His face hot, Rodi took the seat beside her. “Glad to meet you.” The instrument panel before him looked utterly alien.

“Well, buckle in.” Thet punched fat buttons. Monitors showed muscles contracting in the Ark’s hull. “And don’t be so nervous.”

“I’m not.”

“Of course you are. I never understand why. You’ve taken flitters outside the Ark before, haven’t you?”

“Sure.” He tried not to sound defensive. “On inter-Ark hops. But this is my first mission drop — my first time out of hyperspace. It’s a little different.”

She raised fine eyebrows. “We didn’t evolve in hyperspace.”

“Maybe. But it’s all I know—”

An orifice in the hull opened and exploded at them; the flitter surged into hyperspace. It was like being born.

A Virtual image of the Ark swam into their monitors. Holism Ark was a Spline ship: a rolling, fleshy sphere encrusted with blisters. It was a living being, Rodi mused, and it looked like it.

He wondered briefly what those blisters on the hull were. They couldn’t be seen from within the Ark…

The flitter receded rapidly. Hyperspace smeared the Ark’s image.

Now more Arks came into view. The flitter skirted islands of huge flesh as it worked its way through the fleet.

At last the flitter surged into clear hyperspace; Thet swung the flitter about.

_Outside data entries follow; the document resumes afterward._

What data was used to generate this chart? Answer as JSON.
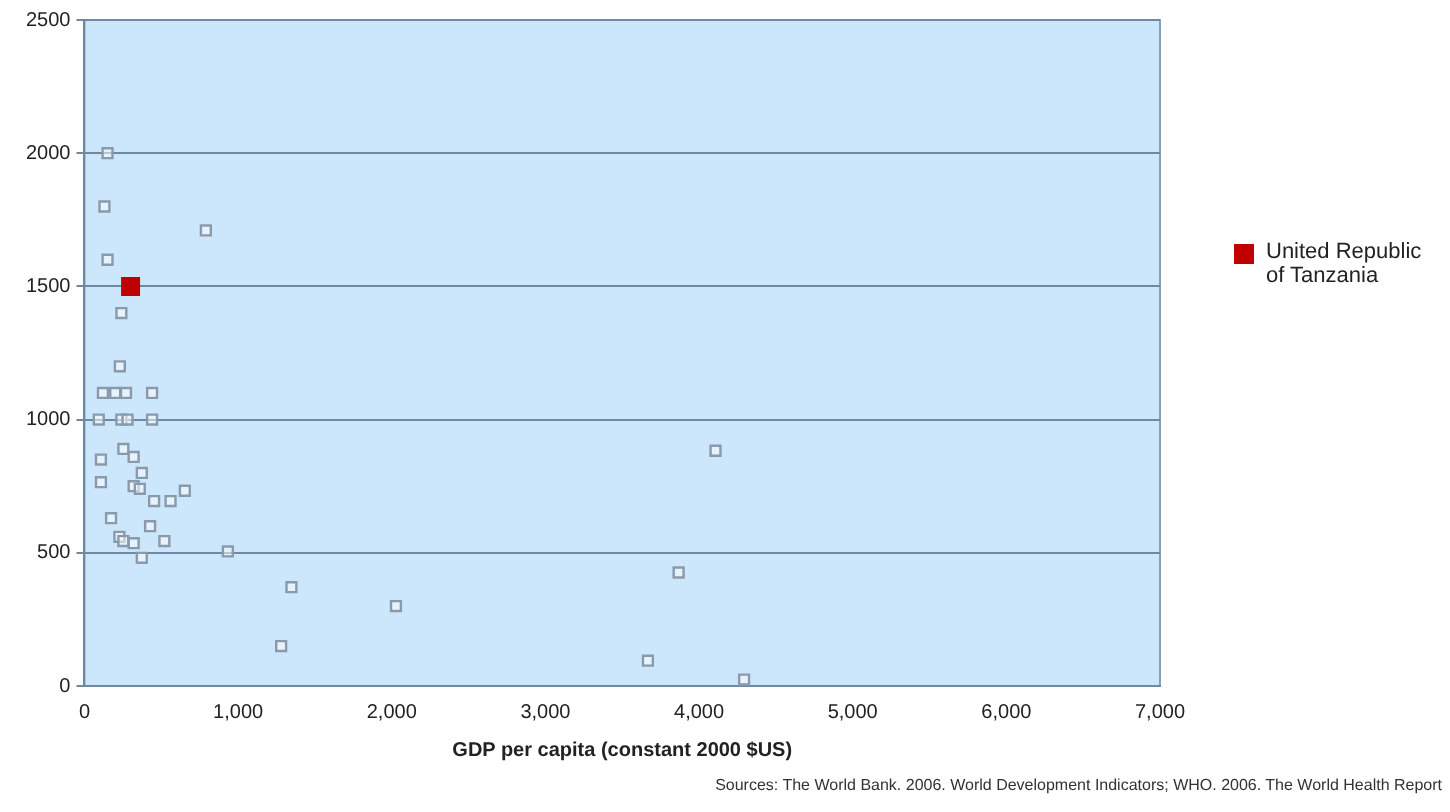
{
  "chart_data": {
    "type": "scatter",
    "xlabel": "GDP per capita (constant 2000 $US)",
    "annotations": [
      "Sources: The World Bank. 2006. World Development Indicators; WHO. 2006. The World Health Report"
    ],
    "xlim": [
      0,
      7000
    ],
    "xticks": [
      0,
      {
        "value": 1000,
        "label": "1,000"
      },
      {
        "value": 2000,
        "label": "2,000"
      },
      {
        "value": 3000,
        "label": "3,000"
      },
      {
        "value": 4000,
        "label": "4,000"
      },
      {
        "value": 5000,
        "label": "5,000"
      },
      {
        "value": 6000,
        "label": "6,000"
      },
      {
        "value": 7000,
        "label": "7,000"
      }
    ],
    "ylim": [
      0,
      2500
    ],
    "yticks": [
      0,
      500,
      1000,
      1500,
      2000,
      2500
    ],
    "grid": "y",
    "legend": "right",
    "marker": "square",
    "series": [
      {
        "color": "#8a9aaa",
        "x": [
          150,
          130,
          150,
          790,
          240,
          230,
          120,
          200,
          270,
          440,
          93,
          240,
          280,
          440,
          253,
          320,
          107,
          373,
          107,
          320,
          360,
          453,
          560,
          653,
          173,
          427,
          520,
          227,
          253,
          320,
          373,
          933,
          1347,
          1280,
          2027,
          3667,
          3867,
          4107,
          4293
        ],
        "values": [
          2000,
          1800,
          1600,
          1710,
          1400,
          1200,
          1100,
          1100,
          1100,
          1100,
          1000,
          1000,
          1000,
          1000,
          890,
          860,
          850,
          800,
          765,
          750,
          740,
          694,
          694,
          733,
          630,
          600,
          544,
          560,
          544,
          536,
          481,
          505,
          371,
          150,
          300,
          95,
          426,
          883,
          24
        ]
      },
      {
        "name": "United Republic of Tanzania",
        "color": "#c00000",
        "x": [
          300
        ],
        "values": [
          1500
        ]
      }
    ]
  }
}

Holism Ark was lost in a blurred wall of ten thousand Arks that cut the Universe in half. This was the Exaltation of the Integrality. Rodi imagined he could hear a thrumming as the great armada forged onwards; flitters skimmed between the huge hulls and rained into three-space.

“We’re privileged to see this,” Rodi said.

“Definitely,” said Thet laconically. “A sight that hasn’t changed for three thousand years.” She snapped the flitter away; the Exaltation became a blur in the distance. Her shaven head gleamed in the cabin lights. “I’ll tell you how we’re privileged. After a hundred generations it’s us who are around as the Exaltation reaches Bolder’s Ring, the true Prime Radiant of the Xeelee. And so the sky here is full of lost human colonies. Bits of ancient, failed assaults. Instead of a dozen missionary drops a century we’re getting a hundred a year. Which is why they’re pressing almost anybody into service.”

“Thanks,” he said drily.

She grinned, showing teeth. “So I’m your tutor on your first drop. And I’m not what you expected. Am I?”

Rodi said nothing.

“Look — I’m resourceful, a good pilot. I’m no great thinker, okay?… but you’re different. Top marks in the seminary, Gren tells me. You should soon surpass me. And with all that understanding you should have no fear. The Integrality says that the death of an individual is unimportant.”

“Yes.” That was a child’s precept; he clutched the thought and felt his anxiety recede.

“And you do believe in the Integrality. Don’t you?” Her voice was sly.

Was she mocking him? “Of course. Don’t you?”

She didn’t reply. She stabbed at the control panel. The flitter popped out of hyperspace.